A man growing seasonal crops in al-Rouj Plain in the countryside of Idlib- 16 April 2020 (Enab Baladi)


Enab Baladi- Idlib

Farmers in Idlib face “stark” conditions mostly due to high living costs, low incomes and the dim capabilities coupled with high levels of hunger and food insecurity throughout Syria. Consequently, humanitarian organizations launched projects to support the process of wheat production and bread distribution.   

At the beginning of the current year, farmer Ahmed Zakaria Dada, could not cultivate his lands in Zardana village in the northern countryside of Idlib, due to high costs of fertilizers, fuel and pesticides. In an interview with Enab Baladi, he said that the situation has changed after seeking support from a relief organization which provides assistance to farmers.

“Ataa”, a non-profit organization provided fertilizers, herbicides and fungicides as well as fuel for irrigation to farmers, within the first phase of its project. The said project aims to assist six thousand families, equivalent to 30 thousand beneficiaries, based on what the agricultural projects coordinator, Safi al-Hayek, told Enab Baladi.

Increasing food security…starting by seeds

This project targeted residents of Hazano, Kafr Yahmul, Ram Hamdan and Killi villages in the northern countryside of Idlib. Al-Hayek added that the purpose is to increase food security and improve access to food both for host communities and the displaced ones.

The project also provided technical training for farmers on the best practices of wheat preservation either in storage or on how to deal with plants diseases.
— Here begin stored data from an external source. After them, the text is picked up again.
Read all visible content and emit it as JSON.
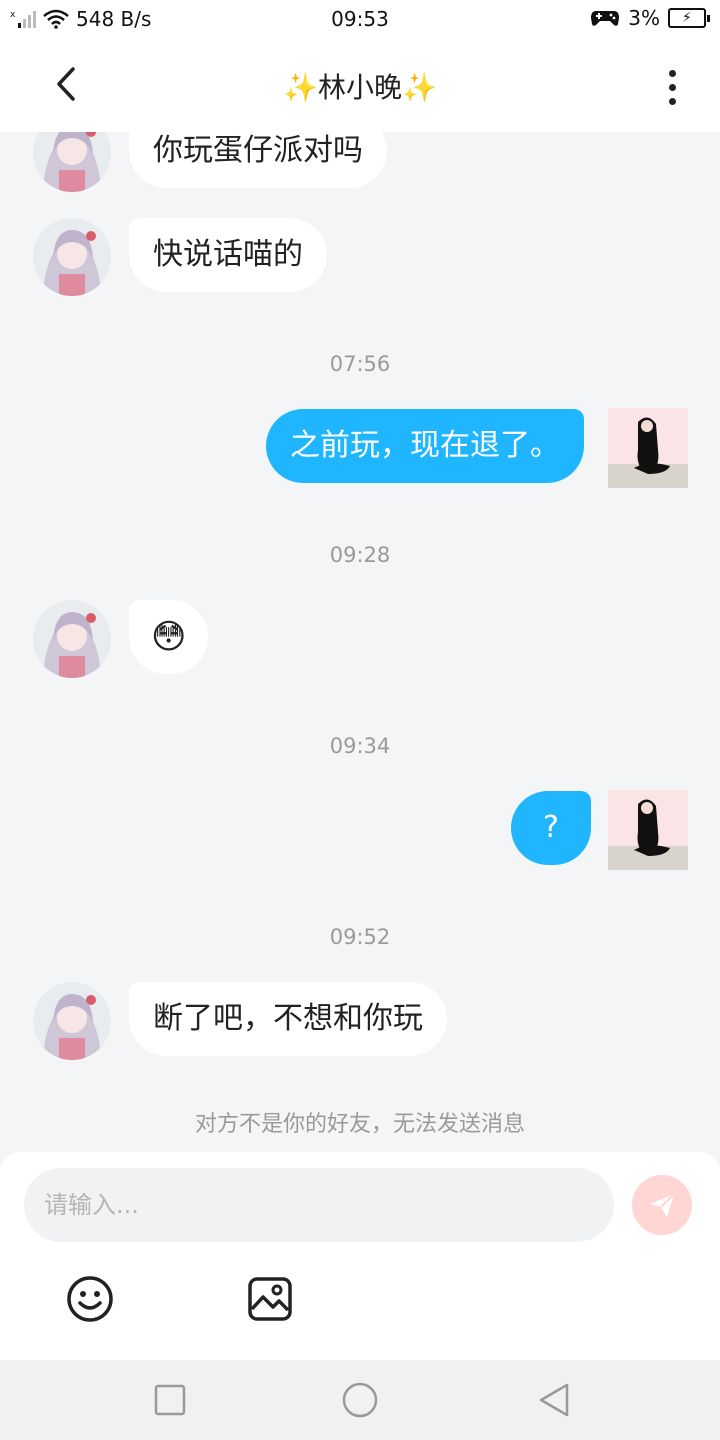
{
  "status_bar": {
    "net_speed": "548 B/s",
    "time": "09:53",
    "battery": "3%"
  },
  "header": {
    "title": "✨林小晚✨"
  },
  "messages": [
    {
      "side": "left",
      "text": "你玩蛋仔派对吗"
    },
    {
      "side": "left",
      "text": "快说话喵的"
    },
    {
      "side": "right",
      "text": "之前玩，现在退了。"
    },
    {
      "side": "left",
      "text": "😳"
    },
    {
      "side": "right",
      "text": "?"
    },
    {
      "side": "left",
      "text": "断了吧，不想和你玩"
    }
  ],
  "timestamps": [
    "07:56",
    "09:28",
    "09:34",
    "09:52"
  ],
  "notice": "对方不是你的好友，无法发送消息",
  "input": {
    "placeholder": "请输入..."
  },
  "icons": {
    "back": "chevron-left-icon",
    "more": "more-vertical-icon",
    "send": "send-icon",
    "emoji": "emoji-icon",
    "image": "image-icon"
  },
  "colors": {
    "accent": "#1fb6ff",
    "send_disabled": "#ffd6d3",
    "background": "#f4f5f7"
  }
}
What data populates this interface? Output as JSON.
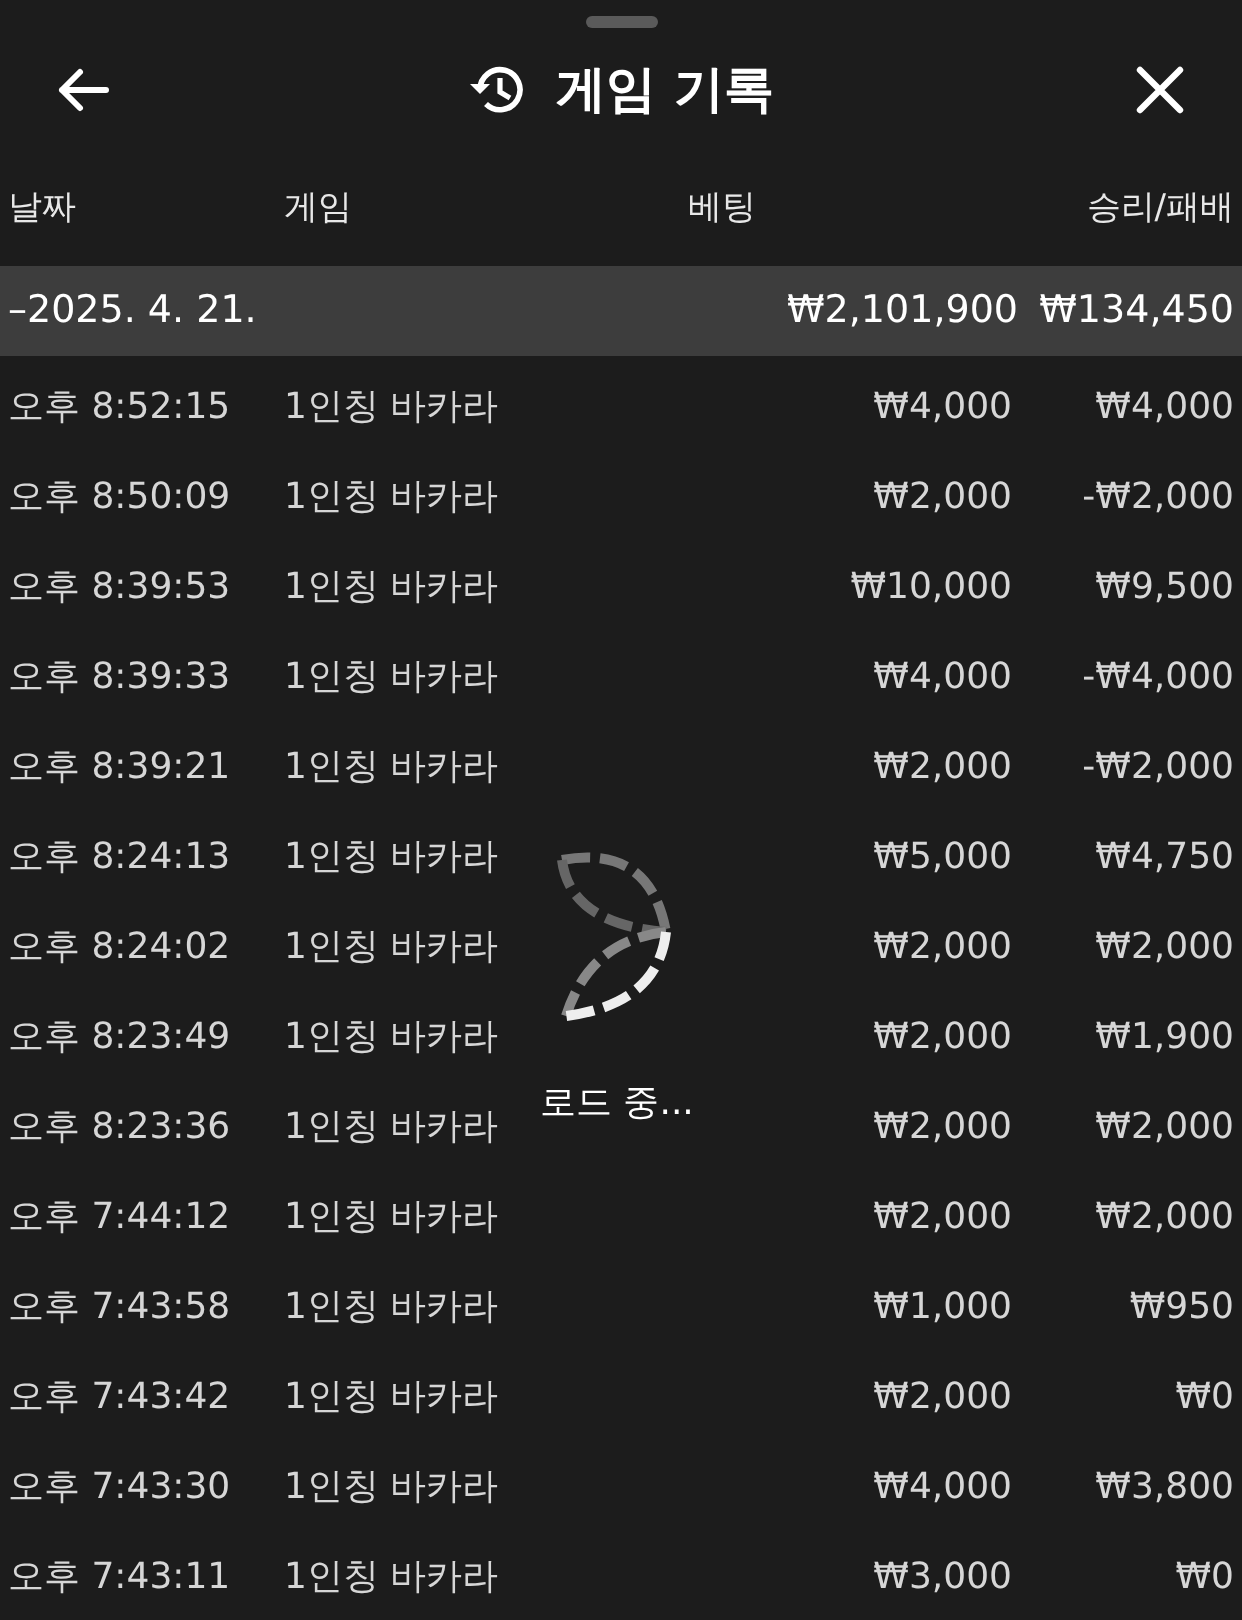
{
  "header": {
    "title": "게임 기록"
  },
  "columns": [
    "날짜",
    "게임",
    "베팅",
    "승리/패배"
  ],
  "date_group": {
    "date": "–2025. 4. 21.",
    "bet": "₩2,101,900",
    "result": "₩134,450"
  },
  "rows": [
    {
      "time": "오후 8:52:15",
      "game": "1인칭 바카라",
      "bet": "₩4,000",
      "result": "₩4,000"
    },
    {
      "time": "오후 8:50:09",
      "game": "1인칭 바카라",
      "bet": "₩2,000",
      "result": "-₩2,000"
    },
    {
      "time": "오후 8:39:53",
      "game": "1인칭 바카라",
      "bet": "₩10,000",
      "result": "₩9,500"
    },
    {
      "time": "오후 8:39:33",
      "game": "1인칭 바카라",
      "bet": "₩4,000",
      "result": "-₩4,000"
    },
    {
      "time": "오후 8:39:21",
      "game": "1인칭 바카라",
      "bet": "₩2,000",
      "result": "-₩2,000"
    },
    {
      "time": "오후 8:24:13",
      "game": "1인칭 바카라",
      "bet": "₩5,000",
      "result": "₩4,750"
    },
    {
      "time": "오후 8:24:02",
      "game": "1인칭 바카라",
      "bet": "₩2,000",
      "result": "₩2,000"
    },
    {
      "time": "오후 8:23:49",
      "game": "1인칭 바카라",
      "bet": "₩2,000",
      "result": "₩1,900"
    },
    {
      "time": "오후 8:23:36",
      "game": "1인칭 바카라",
      "bet": "₩2,000",
      "result": "₩2,000"
    },
    {
      "time": "오후 7:44:12",
      "game": "1인칭 바카라",
      "bet": "₩2,000",
      "result": "₩2,000"
    },
    {
      "time": "오후 7:43:58",
      "game": "1인칭 바카라",
      "bet": "₩1,000",
      "result": "₩950"
    },
    {
      "time": "오후 7:43:42",
      "game": "1인칭 바카라",
      "bet": "₩2,000",
      "result": "₩0"
    },
    {
      "time": "오후 7:43:30",
      "game": "1인칭 바카라",
      "bet": "₩4,000",
      "result": "₩3,800"
    },
    {
      "time": "오후 7:43:11",
      "game": "1인칭 바카라",
      "bet": "₩3,000",
      "result": "₩0"
    }
  ],
  "loading": {
    "label": "로드 중..."
  }
}
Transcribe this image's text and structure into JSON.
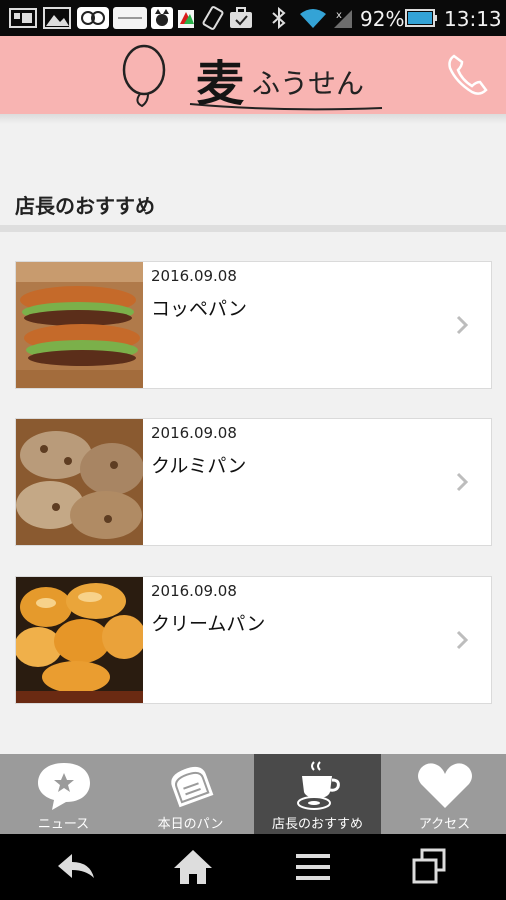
{
  "status": {
    "battery_percent": "92%",
    "time": "13:13",
    "icons": [
      "screenshot-icon",
      "gallery-icon",
      "app-icon",
      "harvest-app-icon",
      "cat-app-icon",
      "signal-app-icon",
      "rotate-icon",
      "briefcase-icon",
      "bluetooth-icon",
      "wifi-icon",
      "cell-signal-icon",
      "battery-icon"
    ]
  },
  "header": {
    "logo_kanji": "麦",
    "logo_kana": "ふうせん",
    "call_icon": "phone-icon",
    "colors": {
      "background": "#f8b4b2"
    }
  },
  "section": {
    "title": "店長のおすすめ"
  },
  "items": [
    {
      "date": "2016.09.08",
      "title": "コッペパン",
      "image": "sandwich-bread"
    },
    {
      "date": "2016.09.08",
      "title": "クルミパン",
      "image": "walnut-bread"
    },
    {
      "date": "2016.09.08",
      "title": "クリームパン",
      "image": "cream-bun"
    }
  ],
  "tabs": [
    {
      "label": "ニュース",
      "icon": "news-star-icon",
      "active": false
    },
    {
      "label": "本日のパン",
      "icon": "bread-icon",
      "active": false
    },
    {
      "label": "店長のおすすめ",
      "icon": "coffee-icon",
      "active": true
    },
    {
      "label": "アクセス",
      "icon": "heart-icon",
      "active": false
    }
  ],
  "nav": {
    "icons": [
      "back-icon",
      "home-icon",
      "menu-icon",
      "recent-apps-icon"
    ]
  }
}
In addition to conducting field visits by specialized agricultural engineers to farmers’ sites to provide support and advice directly.

Last June, which coincides with the start of the harvest season, the organization has helped farmers to harvest five dunums each (five thousand square meters), according to the project’s coordinator.

Meantime, in al-Rouj Plain, located in the western countryside of Idlib, the “Kids Paradise Humanitarian Organization” has launched a similar project that lasted for a year; starting from June 2019 until last June. The project covered over 18 villages and towns in the region.

Farmer, Hussein Ahmed al-Ahmed received from the aforementioned organization two baskets, the first one contained “sifted and sterilized” wheat seeds, along with fertilizers and field mice poison. While the second one, included pesticides and fungicides, according to what he told Enab Baladi. Al-Ahmed added that farmers also benefited from follow ups by a specialized team which monitored the different stages of crop growth until being sold.

In an interview with Enab Baladi,  Shadi al-Youssef, the responsible for the logistical support in “Kids Paradise”, said that the aim of the project is to support community resilience and generate income for a thousand farmers in northwestern Syria, while preserving the pure strains of wheat.

Till bread is baked

Farmers’ support projects included purchasing a portion of crops and distribute flour after milling on displaced families and bakeries to distribute free bread.

“Ataa” has set a goal of purchasing one ton of wheat from each beneficiary, to collect 500 tons of flour and bran that would be distributed later on 500 displaced families and livestock breeders.

According to the agricultural project coordinator, Safi al-Hayek, “Ataa” organization allocated 400 tons of flour for two bakeries to bake about half a million bread bundles during August and September and distribute them on random camps in the region.

The “Kids Paradise” organization purchased 825 tons of soft and hard wheat from farmers. It also sifted and sterilized 125 tons and distributed them on farmers who benefited from the project.

The remaining portions of wheat were distributed in form of bread bundles on a daily basis on four thousand and 500 families living in camps of Ma’arrat Misrin and Ma’arat al-Nu’man, over a period of six months by both “Insan Charity” and “Kids Paradise” organizations.

These efforts mitigated some of the problems of the current wheat season. By the end of the harvest season last June, 90 percent of cultivated land with wheat and barley have been harvested according to the report of the United Nations Office for the Coordination of Humanitarian Affairs (OCHA) issued on 26 of the same month. Meantime, farmers’ problems accumulated after 481 dunums of croplands (481 thousand square meters) were burned this season.

Iyad Abdel-Jawad, Enab Baladi’s correspondent, contributed in the preparation of this article.